Playgirl returned to newsstands last month and like the original that debuted in 1973, it quickly sold out.
Like the first edition — founded by LA nightclub owner Douglas Lambert with Marin Scott Milan helming editorial — the current incarnation is also a man/woman tag-team. It’s now owned by Jack Lanley-Kuhns, who two years ago tapped Skye Parrott, former co-founder of the art and fashion magazine Dossier, to be editor-in-chief of the relaunch.
Yes, nudie man pics are still involved. But Parrott says she’s attempting to capture the enlightened feminist appeal of the mags early years, which boasted writers like Maya Angelou to Gloria Steinem, and not the porn mag for gay men it became when it folded in 2015.
And unlike the original 1973 issue, there’s not a man in sight on the cover.
For her debut issue, Parrott relied instead on a a nude and very pregnant Chloe Sevigny know for a string of cutting edge films, picking up an Academy Award nomination for the “Boys Don’t Cry,” and portraying Niclotte Grant for five years on the HBO series “Big Love.”
At the top it reads: “We’ll take it from here.”
The photo is captivating not for its nudity — a nod to Tina Brown’s famous 1991 Vanity Fair cover that featured a nude and pregnant Demi Moore — but for the actress’s apparent lack of airbrushing and stylizing.
“We wanted a more honest and female gaze,” said Parrott, who snagged Italian photographer Mario Sorrenti to do the shoot. “It seemed like a much less sexual and much more human way to look at the female body,” said Parrott.
And while Parrott admits there were hair and make-up stylists on board for the mid-March shoot, which took place right before coronavirus lockdowns shuttered New York City, she says the idea was to keep the image deliberately minimalist.
“It was a deliberate all-natural look. We wanted to focus on the human side rather than photograph her with a lot of layers between her and the camera.”
There are other differences.
The new Playgirl, born in an age when cats posts compete with in-depth magazine reporting, debuted with fewer than 10,000 copies in major US cities and London before selling out and going back to press. By contrast the original Playgirl at its peak in the mid-to-late 70s had been selling 1.5 million copies.
The new version also costs a lot more at $20 a pop. The first edition was priced to sell at $1 a copy, or $8 for a year’s subscription.
But while Parrott’s edition still contains a portfolio of a dozen nude male images shot by Harley Weir, it also includes personal essays and art, including an piece written by New York Times bestselling author Carvell Wallace that starts off: “Good f***ing riddance to the patriarchy.”
“It is not anything like the pornographic Playgirl that died in 2015,” said Samir Husni, founder and director of the Magazine Innovation Center at The University of Mississippi’s School of Journalism/ “This Playgirl feels more like a nice coffee table book with nude pictures and great articles.”

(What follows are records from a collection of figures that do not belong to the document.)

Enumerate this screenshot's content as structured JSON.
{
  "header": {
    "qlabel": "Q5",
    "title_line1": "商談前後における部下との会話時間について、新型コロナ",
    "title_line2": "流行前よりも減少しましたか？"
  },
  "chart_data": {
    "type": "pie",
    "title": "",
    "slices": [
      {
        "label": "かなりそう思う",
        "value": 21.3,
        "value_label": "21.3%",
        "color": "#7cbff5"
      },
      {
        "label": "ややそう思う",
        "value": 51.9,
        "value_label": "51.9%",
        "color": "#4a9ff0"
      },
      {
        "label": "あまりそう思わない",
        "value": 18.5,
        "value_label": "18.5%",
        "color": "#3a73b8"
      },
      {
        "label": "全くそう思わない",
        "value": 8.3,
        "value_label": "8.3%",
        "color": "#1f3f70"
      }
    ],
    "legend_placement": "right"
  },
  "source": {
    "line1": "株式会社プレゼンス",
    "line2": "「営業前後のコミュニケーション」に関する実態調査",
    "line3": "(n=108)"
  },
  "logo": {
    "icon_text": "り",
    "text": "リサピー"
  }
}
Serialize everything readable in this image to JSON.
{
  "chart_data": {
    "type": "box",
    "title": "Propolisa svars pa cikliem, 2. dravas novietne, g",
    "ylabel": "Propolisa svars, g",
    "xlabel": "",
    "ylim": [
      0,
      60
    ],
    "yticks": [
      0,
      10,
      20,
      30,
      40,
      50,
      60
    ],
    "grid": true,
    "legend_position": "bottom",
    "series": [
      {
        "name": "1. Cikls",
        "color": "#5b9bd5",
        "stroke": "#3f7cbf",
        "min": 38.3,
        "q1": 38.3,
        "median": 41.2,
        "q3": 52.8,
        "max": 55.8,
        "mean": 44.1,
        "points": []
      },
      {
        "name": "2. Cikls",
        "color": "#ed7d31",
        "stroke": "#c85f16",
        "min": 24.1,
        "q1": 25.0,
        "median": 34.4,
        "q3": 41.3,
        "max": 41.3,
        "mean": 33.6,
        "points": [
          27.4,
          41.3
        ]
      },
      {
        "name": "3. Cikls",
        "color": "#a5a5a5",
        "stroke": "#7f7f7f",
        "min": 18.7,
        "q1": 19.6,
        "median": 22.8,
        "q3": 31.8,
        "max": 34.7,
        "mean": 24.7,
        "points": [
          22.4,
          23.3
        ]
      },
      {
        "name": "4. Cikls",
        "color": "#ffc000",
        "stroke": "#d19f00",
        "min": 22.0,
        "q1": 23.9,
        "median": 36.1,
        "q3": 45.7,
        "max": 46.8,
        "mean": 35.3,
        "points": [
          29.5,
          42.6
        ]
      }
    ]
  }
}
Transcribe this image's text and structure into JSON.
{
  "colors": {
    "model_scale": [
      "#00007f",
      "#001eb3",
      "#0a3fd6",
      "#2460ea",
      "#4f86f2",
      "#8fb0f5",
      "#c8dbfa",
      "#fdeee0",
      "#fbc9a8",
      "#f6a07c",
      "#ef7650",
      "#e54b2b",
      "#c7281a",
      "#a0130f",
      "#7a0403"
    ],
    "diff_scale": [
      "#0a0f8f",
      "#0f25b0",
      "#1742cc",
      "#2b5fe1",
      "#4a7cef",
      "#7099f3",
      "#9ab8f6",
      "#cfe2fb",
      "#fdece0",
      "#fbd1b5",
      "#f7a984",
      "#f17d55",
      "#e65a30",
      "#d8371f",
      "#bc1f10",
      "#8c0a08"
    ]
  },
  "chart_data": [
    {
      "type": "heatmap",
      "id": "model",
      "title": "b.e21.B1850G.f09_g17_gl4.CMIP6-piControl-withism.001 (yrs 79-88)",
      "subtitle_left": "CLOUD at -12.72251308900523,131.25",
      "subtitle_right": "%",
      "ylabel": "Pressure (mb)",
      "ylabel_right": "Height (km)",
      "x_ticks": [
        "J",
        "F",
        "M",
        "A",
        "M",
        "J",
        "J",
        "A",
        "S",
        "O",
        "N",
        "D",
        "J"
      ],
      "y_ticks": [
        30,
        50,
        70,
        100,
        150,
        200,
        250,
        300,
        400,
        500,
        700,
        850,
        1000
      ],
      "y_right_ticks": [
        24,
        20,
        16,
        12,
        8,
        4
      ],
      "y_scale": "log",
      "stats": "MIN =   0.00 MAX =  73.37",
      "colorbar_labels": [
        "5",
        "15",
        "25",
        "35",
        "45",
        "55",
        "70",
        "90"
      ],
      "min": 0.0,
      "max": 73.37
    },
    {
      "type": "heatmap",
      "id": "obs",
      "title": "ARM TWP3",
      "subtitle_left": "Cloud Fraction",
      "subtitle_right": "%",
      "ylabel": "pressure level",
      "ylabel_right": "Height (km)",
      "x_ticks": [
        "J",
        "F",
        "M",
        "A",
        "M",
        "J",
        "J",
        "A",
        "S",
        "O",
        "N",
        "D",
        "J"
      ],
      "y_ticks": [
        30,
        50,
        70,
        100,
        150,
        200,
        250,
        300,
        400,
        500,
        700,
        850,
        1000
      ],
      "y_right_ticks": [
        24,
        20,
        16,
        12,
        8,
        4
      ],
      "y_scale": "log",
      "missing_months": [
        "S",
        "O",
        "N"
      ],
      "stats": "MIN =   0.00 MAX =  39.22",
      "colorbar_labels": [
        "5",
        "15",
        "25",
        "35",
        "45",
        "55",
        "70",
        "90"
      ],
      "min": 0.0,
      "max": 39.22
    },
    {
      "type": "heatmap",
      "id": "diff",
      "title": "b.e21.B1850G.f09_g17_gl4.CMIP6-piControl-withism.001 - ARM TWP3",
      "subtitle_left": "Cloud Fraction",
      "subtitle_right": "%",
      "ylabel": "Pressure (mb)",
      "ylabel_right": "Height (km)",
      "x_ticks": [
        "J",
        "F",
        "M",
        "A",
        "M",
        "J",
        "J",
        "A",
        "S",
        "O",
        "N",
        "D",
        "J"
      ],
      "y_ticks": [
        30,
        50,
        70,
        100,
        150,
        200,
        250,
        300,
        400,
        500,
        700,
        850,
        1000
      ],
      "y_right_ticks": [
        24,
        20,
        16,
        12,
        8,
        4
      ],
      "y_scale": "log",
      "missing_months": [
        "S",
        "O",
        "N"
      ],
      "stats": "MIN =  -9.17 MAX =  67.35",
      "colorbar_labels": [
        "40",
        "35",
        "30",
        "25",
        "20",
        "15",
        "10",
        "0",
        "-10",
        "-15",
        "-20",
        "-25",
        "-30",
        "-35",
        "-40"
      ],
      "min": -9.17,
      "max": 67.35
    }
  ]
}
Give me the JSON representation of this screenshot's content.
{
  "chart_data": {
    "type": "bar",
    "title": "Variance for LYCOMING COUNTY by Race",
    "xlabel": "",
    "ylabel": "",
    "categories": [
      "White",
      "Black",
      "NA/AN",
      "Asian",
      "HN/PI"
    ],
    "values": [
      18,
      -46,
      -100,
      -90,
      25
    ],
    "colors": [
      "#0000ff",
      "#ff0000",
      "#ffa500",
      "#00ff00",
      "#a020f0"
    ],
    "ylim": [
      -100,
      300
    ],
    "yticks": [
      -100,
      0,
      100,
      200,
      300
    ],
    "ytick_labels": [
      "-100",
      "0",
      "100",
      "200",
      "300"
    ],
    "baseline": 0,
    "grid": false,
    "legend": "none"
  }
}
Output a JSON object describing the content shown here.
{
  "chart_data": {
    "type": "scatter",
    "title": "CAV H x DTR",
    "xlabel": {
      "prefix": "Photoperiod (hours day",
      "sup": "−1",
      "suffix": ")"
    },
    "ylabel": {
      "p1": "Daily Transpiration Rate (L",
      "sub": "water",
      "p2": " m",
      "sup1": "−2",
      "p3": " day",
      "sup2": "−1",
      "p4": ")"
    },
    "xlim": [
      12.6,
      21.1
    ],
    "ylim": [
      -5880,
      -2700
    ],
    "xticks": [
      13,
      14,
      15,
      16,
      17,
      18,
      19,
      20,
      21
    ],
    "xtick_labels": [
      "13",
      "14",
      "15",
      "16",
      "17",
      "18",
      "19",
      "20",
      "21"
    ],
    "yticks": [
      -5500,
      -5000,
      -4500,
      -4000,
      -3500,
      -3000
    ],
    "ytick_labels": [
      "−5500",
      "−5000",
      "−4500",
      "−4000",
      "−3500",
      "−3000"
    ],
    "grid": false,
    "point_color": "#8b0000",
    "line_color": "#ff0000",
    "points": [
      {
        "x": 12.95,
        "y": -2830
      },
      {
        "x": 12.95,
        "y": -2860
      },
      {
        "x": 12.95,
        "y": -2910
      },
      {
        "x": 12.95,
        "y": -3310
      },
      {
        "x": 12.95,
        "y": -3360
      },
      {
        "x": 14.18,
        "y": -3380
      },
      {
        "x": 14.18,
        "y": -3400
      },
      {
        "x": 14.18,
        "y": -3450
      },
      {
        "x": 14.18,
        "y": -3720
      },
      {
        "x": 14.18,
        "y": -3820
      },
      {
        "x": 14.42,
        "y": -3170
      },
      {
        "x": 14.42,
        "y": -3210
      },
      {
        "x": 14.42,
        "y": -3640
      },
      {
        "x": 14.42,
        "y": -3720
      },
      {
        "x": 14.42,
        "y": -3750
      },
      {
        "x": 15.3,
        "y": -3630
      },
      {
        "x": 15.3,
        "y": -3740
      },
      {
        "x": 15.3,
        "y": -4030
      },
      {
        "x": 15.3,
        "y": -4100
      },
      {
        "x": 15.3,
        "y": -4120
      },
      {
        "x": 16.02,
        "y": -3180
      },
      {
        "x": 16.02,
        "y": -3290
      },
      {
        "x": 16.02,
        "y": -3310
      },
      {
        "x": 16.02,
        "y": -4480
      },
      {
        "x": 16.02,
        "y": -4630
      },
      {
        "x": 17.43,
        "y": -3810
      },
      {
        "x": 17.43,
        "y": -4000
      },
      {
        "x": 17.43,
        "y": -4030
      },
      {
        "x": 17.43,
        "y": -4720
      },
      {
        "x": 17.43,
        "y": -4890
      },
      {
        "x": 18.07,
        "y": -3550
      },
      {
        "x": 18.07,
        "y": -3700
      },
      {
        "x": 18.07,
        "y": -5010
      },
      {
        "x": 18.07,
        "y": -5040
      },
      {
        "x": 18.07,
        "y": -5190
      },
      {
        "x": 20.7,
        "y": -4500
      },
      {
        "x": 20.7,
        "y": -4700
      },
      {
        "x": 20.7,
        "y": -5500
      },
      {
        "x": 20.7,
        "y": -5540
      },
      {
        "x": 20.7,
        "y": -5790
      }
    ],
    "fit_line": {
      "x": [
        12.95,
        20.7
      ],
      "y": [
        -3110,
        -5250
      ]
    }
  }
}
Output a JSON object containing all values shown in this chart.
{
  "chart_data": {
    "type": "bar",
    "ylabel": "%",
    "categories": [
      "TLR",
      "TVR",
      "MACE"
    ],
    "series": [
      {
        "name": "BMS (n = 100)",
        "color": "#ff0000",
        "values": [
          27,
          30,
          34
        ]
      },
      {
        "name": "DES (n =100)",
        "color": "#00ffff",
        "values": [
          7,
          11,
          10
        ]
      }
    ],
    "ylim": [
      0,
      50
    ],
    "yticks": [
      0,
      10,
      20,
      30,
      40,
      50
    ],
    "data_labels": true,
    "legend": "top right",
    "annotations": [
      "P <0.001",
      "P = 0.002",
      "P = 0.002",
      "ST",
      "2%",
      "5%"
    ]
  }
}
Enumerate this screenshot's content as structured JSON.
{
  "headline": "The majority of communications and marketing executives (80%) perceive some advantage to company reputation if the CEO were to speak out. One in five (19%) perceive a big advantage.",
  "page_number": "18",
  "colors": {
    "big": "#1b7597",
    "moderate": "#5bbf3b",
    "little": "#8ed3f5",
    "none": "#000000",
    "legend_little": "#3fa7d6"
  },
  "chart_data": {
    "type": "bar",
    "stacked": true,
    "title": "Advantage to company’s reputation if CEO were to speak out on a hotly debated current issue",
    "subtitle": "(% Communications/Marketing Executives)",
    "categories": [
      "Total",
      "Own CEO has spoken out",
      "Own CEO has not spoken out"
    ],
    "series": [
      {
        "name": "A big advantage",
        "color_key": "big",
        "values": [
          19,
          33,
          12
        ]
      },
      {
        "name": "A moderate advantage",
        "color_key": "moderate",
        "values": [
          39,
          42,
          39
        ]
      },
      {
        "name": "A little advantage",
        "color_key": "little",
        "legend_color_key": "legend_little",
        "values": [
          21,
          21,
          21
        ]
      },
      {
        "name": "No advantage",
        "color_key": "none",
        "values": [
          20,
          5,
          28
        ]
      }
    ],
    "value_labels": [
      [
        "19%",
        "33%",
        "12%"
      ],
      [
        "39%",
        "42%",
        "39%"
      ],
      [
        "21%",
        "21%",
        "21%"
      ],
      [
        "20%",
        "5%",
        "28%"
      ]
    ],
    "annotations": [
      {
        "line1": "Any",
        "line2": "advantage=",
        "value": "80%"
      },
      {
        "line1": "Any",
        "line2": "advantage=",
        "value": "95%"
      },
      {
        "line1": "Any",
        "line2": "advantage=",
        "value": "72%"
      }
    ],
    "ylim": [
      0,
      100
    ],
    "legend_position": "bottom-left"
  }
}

The article on Sevigny is mostly a pictorial, wrapping in about a dozen artsy photos of the actress by Sorrenti in her eighth month of pregnancy. It comes with a few graphs of text by Amanda Fortini, who notes that Sevigny became pregnant at age 45, making her and her boyfriend Sinsa Mackovic instant fodder for the paparazzi because she had once famously said that she owed her youthful skin to “not having had a baby.”
The new owner, Lanley-Kuhns, is a 31-year-old great grandson of Eugene Meyer, who bought the Washington Post in 1933 and whose family owned it until the Grahams sold it Jeff Bezos.
Despite coming from publishing royalty, his new company, Girly Space, marks the first time he’s dabbled in the publishing world. He picked up the brand in 2015 for a song after the last edition shut down before tapping Parrott— who at the time was splitting her time between Mexico and Brooklyn — as the editor.
“We’re looking at all aspects of a women’s life,” said Parrott, who dropped out of college and spent six years living and working in Paris which she said greatly influenced her fashion outlook. Her mission for Playgirl she said is “looking at female power in a different way. It’s the idea of entertainment for women with a broad lens, looking at sex, gender, politics, culture, art, literature, relationships–looking at all the things that make life fun.”